Und da zeigte sich, dass das Tischtuch zwischen dem Kreisverband der Linken und den Ingolstädter Stadträten und den Mitgliedern des Ortsverbandes nachhaltig zerschnitten scheint. Seit längerem gäbe es gewisse Unstimmigkeiten zwischen Kreisverband und den Ingolstädter Linken. Nicht zuletzt deswegen, weil sich die beiden Stadträte in Abstimmung mit dem Ortsverband entschlossen hatten, mit der Bürgergemeinschaft eine Ausschussgemeinschaft zu gründen. „Das war aber nur einer der Gründe“, meint Jürgen Siebicke und verweist sogar auf einzelne Stadtratsentscheidungen, die zu massiven Spannungen geführt hätten. So hatten die Linken beispielsweise bei der Frage, als es um die Notfallunterkunft für Asylbewerber in Gerolfing ging, mit dem Rest des Stadtrates für das Zeltdorf gestimmt. Was dazu geführt habe, dass der Kreisverband das kommentierte mit den einleitenden Worten: „Unsere Stadträte haben . . .“. Und das Wort „unsere“ stand dabei in Anführungszeichen, um die Distanz zu dokumentieren.

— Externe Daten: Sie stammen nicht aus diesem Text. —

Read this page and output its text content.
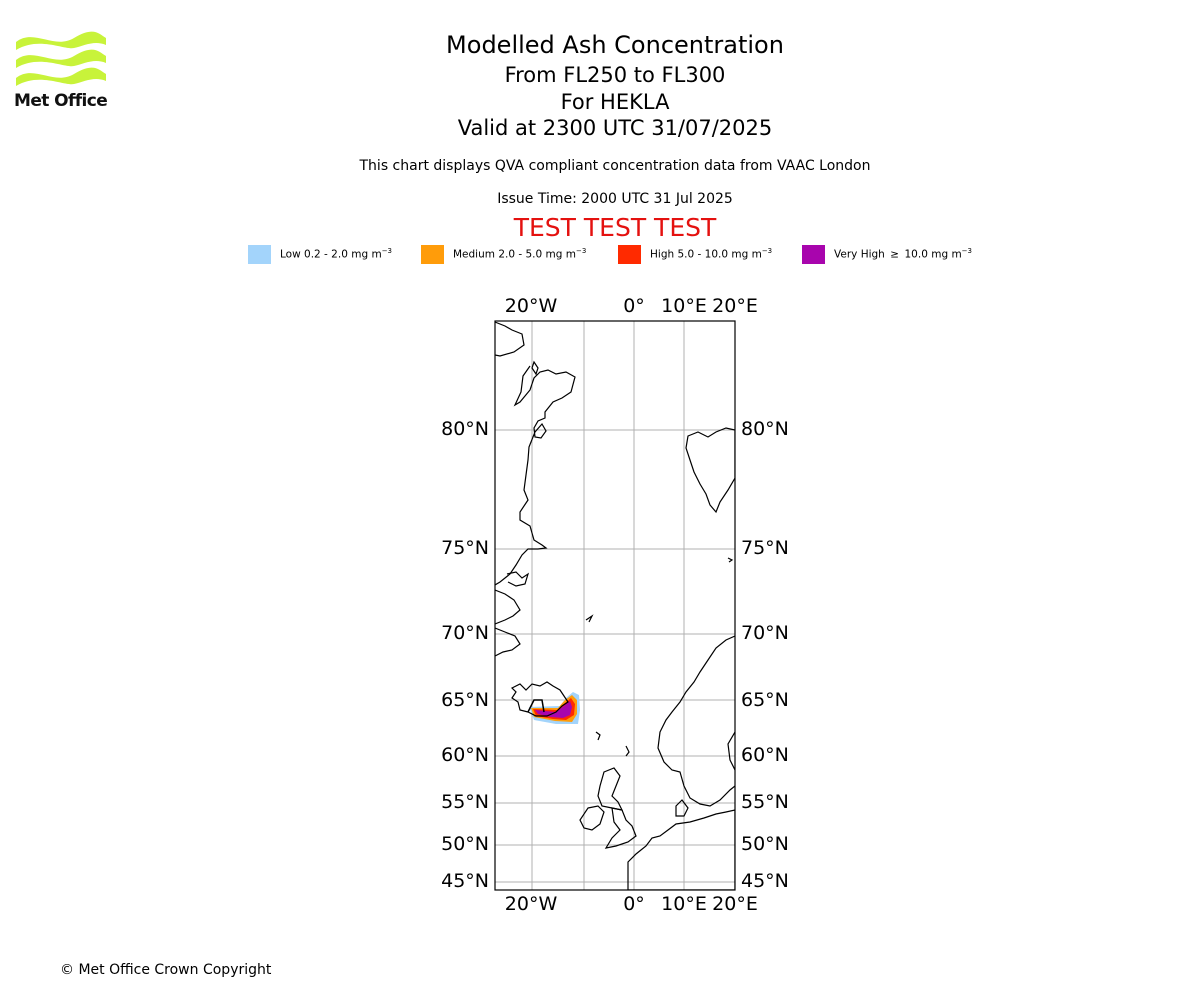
Met Office
Modelled Ash Concentration
From FL250 to FL300
For HEKLA
Valid at 2300 UTC 31/07/2025
This chart displays QVA compliant concentration data from VAAC London
Issue Time: 2000 UTC 31 Jul 2025
TEST TEST TEST
Low 0.2 - 2.0 mg $m^{-3}$	Medium 2.0 - 5.0 mg $m^{-3}$	High 5.0 - 10.0 mg $m^{-3}$	Very High  ≥  10.0 mg $m^{-3}$
20°W	0° 10°E 20°E
20°W	0° 10°E 20°E
80°N
75°N
70°N
65°N
60°N
55°N
50°N
45°N
80°N
75°N
70°N
65°N
60°N
55°N
50°N
45°N
© Met Office Crown Copyright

Fakt ist: In einer Sitzung des Kreisverbandes wurden – so Siebicke und Hodek – die Ortsverbände aufgelöst, obschon eigentlich ein ganz anderes Thema auf der Tagesordnung stand. Ulrike Hodek hatte diese Sitzung gar unter Protest verlassen, weil sie massiv beleidigt worden war, wie sie erzählt. Bei dieser Sitzung wurde die Auflösung der Ortsverbände jedenfalls mehrheitlich beschlossen. Indes nicht mit der notwendigen Zweidrittel-Mehrheit.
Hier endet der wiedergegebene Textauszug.